Reputation: 53
I have a image dataset of 4644 color images which i reshape to patches of size 50 x 50 and pass to my deep neural network.
The total no of patches which gets generated are 369765. I am using tf.data input pipeline for patches_generation.
My question is how to efficiently shuffle the patches before passing to network.
Is buffer size = 10000 in shuffle operation sufficient enough before passing to network or is there any other efficient way to shuffle among 369765 patches?
Steps that i followed: 1. Created a single tf-record which stores all 4644 images. 2. Use tf.data pipeline to decode each image and create patches from it. 3. Shuffle every 10000 patches and pass to network.
This is the code that i am using: I am using buffer_size=10000, parallel_calls=4
dataset = (tf.data.TFRecordDataset( tfrecords_filename_image )
.repeat( no_epochs )
.map( read_and_decode, num_parallel_calls=num_parallel_calls )
.map( get_patches_fn, num_parallel_calls=num_parallel_calls )
.apply( tf.data.experimental.unbatch()) # unbatch the patches we just produced
.shuffle( buffer_size=buffer_size, seed=random_number_1 )
.batch( batch_size )
.prefetch( 1 )
)
get_patches_function definition:
get_patches_fn = lambda image: get_patches( image, patch_size=patch_size )
def get_patches( image, patch_size=16 ):
# Function to compute patches for given image
# Input- image - Image which has to be converted to patches
# patch_size- size of each patch
# Output-patches of image(4d Tensor)
# with tf.device('/cpu:0'):
pad = [ [ 0, 0 ], [ 0, 0 ] ]
patches_image = tf.space_to_batch_nd( [ image ], [ patch_size, patch_size ], pad )
patches_image = tf.split( patches_image, patch_size * patch_size, 0 )
patches_image = tf.stack( patches_image, 3 )
patches_image = tf.reshape( patches_image, [ -1, patch_size, patch_size, 3 ] )
)
return patches_image
read and decode function definition:
def read_and_decode( tf_record_file ):
# Function to read the tensorflow record and return image suitable for patching
# Input: tf_record_file - tf record file in which image can be extracted
# Output: Image
features = {
'height': tf.FixedLenFeature( [ ], tf.int64 ),
'width': tf.FixedLenFeature( [ ], tf.int64 ),
'image_raw': tf.FixedLenFeature( [ ], tf.string )
}
parsed = tf.parse_single_example( tf_record_file, features )
image = tf.decode_raw( parsed[ 'image_raw' ], tf.uint8 )
height = tf.cast( parsed[ 'height' ], tf.int32 )
width = tf.cast( parsed[ 'width' ], tf.int32 )
image_shape = tf.stack( [ height, width, -1 ] )

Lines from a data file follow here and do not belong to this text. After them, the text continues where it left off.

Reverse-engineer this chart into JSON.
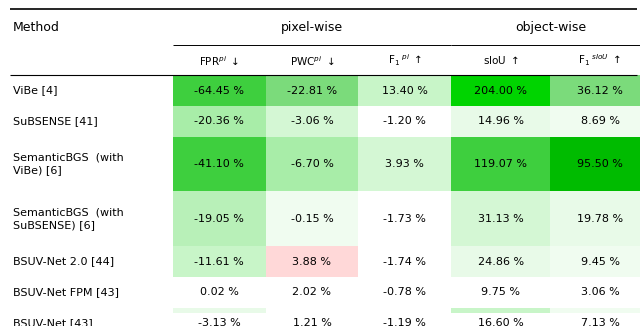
{
  "methods": [
    [
      "ViBe [",
      "4",
      "]"
    ],
    [
      "SuBSENSE [",
      "41",
      "]"
    ],
    [
      "SemanticBGS  (with\nViBe) [",
      "6",
      "]"
    ],
    [
      "SemanticBGS  (with\nSuBSENSE) [",
      "6",
      "]"
    ],
    [
      "BSUV-Net 2.0 [",
      "44",
      "]"
    ],
    [
      "BSUV-Net FPM [",
      "43",
      "]"
    ],
    [
      "BSUV-Net [",
      "43",
      "]"
    ]
  ],
  "data": [
    [
      "-64.45 %",
      "-22.81 %",
      "13.40 %",
      "204.00 %",
      "36.12 %"
    ],
    [
      "-20.36 %",
      "-3.06 %",
      "-1.20 %",
      "14.96 %",
      "8.69 %"
    ],
    [
      "-41.10 %",
      "-6.70 %",
      "3.93 %",
      "119.07 %",
      "95.50 %"
    ],
    [
      "-19.05 %",
      "-0.15 %",
      "-1.73 %",
      "31.13 %",
      "19.78 %"
    ],
    [
      "-11.61 %",
      "3.88 %",
      "-1.74 %",
      "24.86 %",
      "9.45 %"
    ],
    [
      "0.02 %",
      "2.02 %",
      "-0.78 %",
      "9.75 %",
      "3.06 %"
    ],
    [
      "-3.13 %",
      "1.21 %",
      "-1.19 %",
      "16.60 %",
      "7.13 %"
    ]
  ],
  "cell_colors": [
    [
      "#3ecf3e",
      "#7bdb7b",
      "#c8f5c8",
      "#00d400",
      "#7bdb7b"
    ],
    [
      "#a8eda8",
      "#d4f7d4",
      "#ffffff",
      "#e8fae8",
      "#f0fcf0"
    ],
    [
      "#3ecf3e",
      "#a8eda8",
      "#d4f7d4",
      "#3ecf3e",
      "#00bb00"
    ],
    [
      "#b8f0b8",
      "#f0fcf0",
      "#ffffff",
      "#d4f7d4",
      "#e8fae8"
    ],
    [
      "#c8f5c8",
      "#ffd8d8",
      "#ffffff",
      "#e8fae8",
      "#f0fcf0"
    ],
    [
      "#ffffff",
      "#ffffff",
      "#ffffff",
      "#ffffff",
      "#ffffff"
    ],
    [
      "#e8fae8",
      "#ffffff",
      "#ffffff",
      "#c8f5c8",
      "#f0fcf0"
    ]
  ],
  "ref_color": "#33bb33",
  "bg_color": "#ffffff"
}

image = tf.reshape( image, image_shape )
image = image[ :, :, :3 ]
image = tf.cast( image, tf.float32 )
return image
Please also suggest if it's better to create separate tf-records for each images rather than a single tf-record for all images .
Thanks in Advance.
Upvotes: 2
Views: 544
Reputation: 5206
A single tf-record file for all images is probably good enough given the number of images you have. If you have multiple disks you can try to split the file into one file per disk for higher throughput, but I don't think this should substantially slow a pipeline with the size of yours.
Re the shuffle buffer size, that's an empirical question. A shuffle buffer as big as the dataset will give you true IID sampling; a smaller shuffle buffer will approximate it. Usually more randomness is better, but up to a point, so I recommend trying out a few different buffer sizes (assuming you can't have a buffer which fits the entire dataset) and see what works for you.
Upvotes: 1